Normalmente, são esses xaropes que têm coragem de versar contra minorias e contra desprovidos de direitos. Xaropes assim não podem chegar ao poder. Daí, voto em quem batalha contrariamente a eles e que olha por minorias e desprovidos de direito.

Não sou de nenhuma minoria: homem, branco, classe média alta, tive oportunidades muitas na vida, graças aos meus pais, avós, irmãos e amigos. Se falhei na vida, o problema foi de incapacidade minha, não de oportunidades. Não é o caso da maioria dos brasileiros pobres, negros, das mulheres, do movimento LGBT e por aí vai. Historicamente nunca se olhou por eles, ou pouco se olha, ou – pior – muito se luta pra alijar-lhes o pouco que conquistaram.

Daí que voto. Mas, contraditoriamente, se há governo, sou contra. Mesmo sabendo que governos é que fazem essas políticas públicas de inclusão. Sem governo, não há inclusão, porque a “iniciativa privada”, afora movimentações de filantropia que apaziguam o coração, se lixa pra quem já não tem direitos e oportunidades.

Nas últimas quatro eleições, apesar de eu não ter votado nos vencedores em primeiro turno (no caso de Dilma, nem no segundo), deu uma certa tranquilidade em saber que ao menos havia algumas políticas nesse sentido.

A contrapartida, pelo visto, foram os seguidos escândalos de corrupção. Sem ingenuidade, é preciso compreender que provavelmente ninguém se elege sem vender a alma ao diabo. Não no nosso sistema político-eleitoral. Tenho pra mim que é certo que todos os partidos políticos, de forma ou outra, cometem suas irregularidades. Alguns, como os protagonistas PT, PSDB, PMDB, PP, PR, PSD, devem cometer crimes mesmo, daqueles de merecer extinção da vida pública.
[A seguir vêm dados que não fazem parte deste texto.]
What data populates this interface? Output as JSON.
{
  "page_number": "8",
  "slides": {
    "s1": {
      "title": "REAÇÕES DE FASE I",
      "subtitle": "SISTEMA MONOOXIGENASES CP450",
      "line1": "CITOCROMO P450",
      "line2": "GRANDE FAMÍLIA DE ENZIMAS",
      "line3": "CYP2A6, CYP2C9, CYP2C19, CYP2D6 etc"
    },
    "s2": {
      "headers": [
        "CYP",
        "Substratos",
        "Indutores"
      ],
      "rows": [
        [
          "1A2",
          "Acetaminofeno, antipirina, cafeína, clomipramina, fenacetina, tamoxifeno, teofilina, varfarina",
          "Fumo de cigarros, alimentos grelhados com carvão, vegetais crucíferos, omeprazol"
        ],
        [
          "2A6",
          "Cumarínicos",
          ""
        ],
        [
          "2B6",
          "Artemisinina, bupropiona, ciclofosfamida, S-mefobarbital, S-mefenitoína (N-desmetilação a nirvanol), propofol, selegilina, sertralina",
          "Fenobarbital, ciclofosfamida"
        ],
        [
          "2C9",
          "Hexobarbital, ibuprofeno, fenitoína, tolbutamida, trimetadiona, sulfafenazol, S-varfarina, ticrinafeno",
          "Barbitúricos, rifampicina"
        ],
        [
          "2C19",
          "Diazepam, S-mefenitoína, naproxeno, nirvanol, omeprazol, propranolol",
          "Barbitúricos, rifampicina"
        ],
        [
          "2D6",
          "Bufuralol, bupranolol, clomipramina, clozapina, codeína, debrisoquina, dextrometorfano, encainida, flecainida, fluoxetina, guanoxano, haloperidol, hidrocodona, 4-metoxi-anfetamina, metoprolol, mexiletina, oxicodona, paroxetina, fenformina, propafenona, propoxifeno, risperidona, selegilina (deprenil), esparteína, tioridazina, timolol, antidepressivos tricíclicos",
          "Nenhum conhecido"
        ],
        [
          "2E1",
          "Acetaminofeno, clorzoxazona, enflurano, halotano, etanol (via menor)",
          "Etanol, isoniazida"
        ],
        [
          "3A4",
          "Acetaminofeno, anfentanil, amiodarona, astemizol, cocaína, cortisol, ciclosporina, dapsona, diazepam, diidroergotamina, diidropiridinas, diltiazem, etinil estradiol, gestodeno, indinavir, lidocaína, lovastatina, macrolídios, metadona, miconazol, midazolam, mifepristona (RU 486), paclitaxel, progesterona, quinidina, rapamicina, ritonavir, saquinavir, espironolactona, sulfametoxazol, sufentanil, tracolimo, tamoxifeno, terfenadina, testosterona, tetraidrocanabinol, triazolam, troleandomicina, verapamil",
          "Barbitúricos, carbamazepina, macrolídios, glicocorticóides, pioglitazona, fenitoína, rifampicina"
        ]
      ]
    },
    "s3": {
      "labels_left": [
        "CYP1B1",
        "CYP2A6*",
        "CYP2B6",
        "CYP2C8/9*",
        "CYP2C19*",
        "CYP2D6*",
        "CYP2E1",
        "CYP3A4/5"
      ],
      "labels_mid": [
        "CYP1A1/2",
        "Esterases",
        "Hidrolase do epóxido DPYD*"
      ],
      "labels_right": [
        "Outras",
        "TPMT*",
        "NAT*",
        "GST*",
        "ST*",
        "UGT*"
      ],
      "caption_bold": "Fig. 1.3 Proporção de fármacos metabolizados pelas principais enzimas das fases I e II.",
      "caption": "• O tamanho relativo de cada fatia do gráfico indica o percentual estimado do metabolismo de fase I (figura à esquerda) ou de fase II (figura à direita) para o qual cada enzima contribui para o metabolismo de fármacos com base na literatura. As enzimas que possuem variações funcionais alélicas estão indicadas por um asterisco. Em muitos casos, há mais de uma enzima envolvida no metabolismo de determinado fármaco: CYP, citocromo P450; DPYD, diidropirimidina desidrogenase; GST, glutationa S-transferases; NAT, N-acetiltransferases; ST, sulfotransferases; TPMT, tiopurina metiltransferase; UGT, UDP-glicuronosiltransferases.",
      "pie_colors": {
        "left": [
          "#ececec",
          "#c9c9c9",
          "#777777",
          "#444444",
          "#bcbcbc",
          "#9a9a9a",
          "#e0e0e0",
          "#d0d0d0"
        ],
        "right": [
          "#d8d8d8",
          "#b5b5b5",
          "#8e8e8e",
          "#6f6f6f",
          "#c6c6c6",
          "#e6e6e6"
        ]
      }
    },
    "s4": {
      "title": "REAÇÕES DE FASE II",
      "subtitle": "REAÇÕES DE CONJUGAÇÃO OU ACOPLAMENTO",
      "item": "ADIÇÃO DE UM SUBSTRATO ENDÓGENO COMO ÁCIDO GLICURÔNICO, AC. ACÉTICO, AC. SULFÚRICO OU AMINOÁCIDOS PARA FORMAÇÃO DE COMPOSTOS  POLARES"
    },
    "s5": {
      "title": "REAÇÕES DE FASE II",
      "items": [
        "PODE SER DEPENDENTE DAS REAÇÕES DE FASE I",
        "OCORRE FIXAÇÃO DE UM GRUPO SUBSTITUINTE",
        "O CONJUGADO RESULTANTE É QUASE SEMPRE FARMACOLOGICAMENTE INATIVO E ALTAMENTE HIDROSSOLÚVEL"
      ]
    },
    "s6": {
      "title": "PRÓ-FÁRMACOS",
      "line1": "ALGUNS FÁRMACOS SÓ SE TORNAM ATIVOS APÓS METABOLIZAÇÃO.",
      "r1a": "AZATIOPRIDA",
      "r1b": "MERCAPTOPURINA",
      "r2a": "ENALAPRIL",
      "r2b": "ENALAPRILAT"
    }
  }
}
O brasileiro tá escolado. Em 1992, quando fomos às ruas pra apear Collor do poder, fomos, como hoje, movimentados pela mesma revista Veja e pela mesma Rede Globo. A favor da nossa consciência, Collor cometeu o equívoco de ele mesmo se beneficiar do esquema de corrupção desenhado pelo seu tesoureiro Paulo César Farias. PC pagava contas pessoais do presidente e da primeira-dama com grana de propina. Uma CPI foi instaurada na Câmara e os deputados saíram com provas de que Collor, já na presidência, utilizava-se desse dinheiro pra benefício próprio. Era o tal crime de responsabilidade que justificou seu impeachment: o presidente dolosamente e diretamente utilizava do seu cargo pra conseguir benefícios indevidos.

Piorou quando PC Farias e Collor forjaram documentos pra tentar provar que a grana usada pras despesas do casal mandatário vinha de um empréstimo do Uruguai. Virou falsificador.
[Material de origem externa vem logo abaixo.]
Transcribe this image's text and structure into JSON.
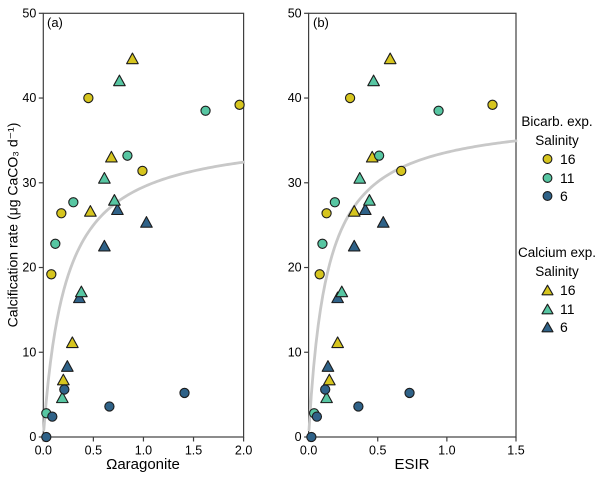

Tirar Collor do poder foi pouco traumático pra democracia brasileira, ainda cheirando a talco de neném, na sua primeira eleição direta à presidência depois da acintosa ditadura militar que durou mais de vinte anos. Itamar Franco assumiu, com suas peculiaridades (topetes, fusquinhas e modeletes sem calcinha), arrumou um plano econômico que ajustou a moeda nacional e fez seu sucessor. Que se reelegeu (comprando votos e corrompendo deputados pra aprovar a reeleição na Constituição). E passou a faixa a seu sucessor. Que se reelegeu. E que fez sua sucessora. Que dois anos atrás também se reelegeu.

Pra então estarmos diante novamente de um processo de impeachment. Diferentemente de Collor, Dilma não tem nada contra ela. Nesse meio tempo, entre sucessores e reeleições, muitos escândalos de corrupção apareceram. Teve o da reeleição, Banestado/Lava Jato, privataria tucana, mensalão petista e mensalão tucano, petrolão/Lava Jato, HSBC, CARF, Panama Papers e nada, em nenhum deles, o nome de Dilma aparece.

A sua chapa está enrolada em tramoias envolvendo obras públicas e a Petrobras. Seu nome não aparece como beneficiária direta de um centavo sequer. Ao contrário, seus delatores, seus acusadores e seus opositores, grande parte deles, em especial os protagonistas (Eduardo Cunha, presidente da Câmara; Renan Calheiros, do Senado; Michel Temer, vice-presidente da República; Aécio Neves, líder da oposição etc.), estão todos enrolados, indiciados ou acusados. Pois é, “a gente somos corruptos”.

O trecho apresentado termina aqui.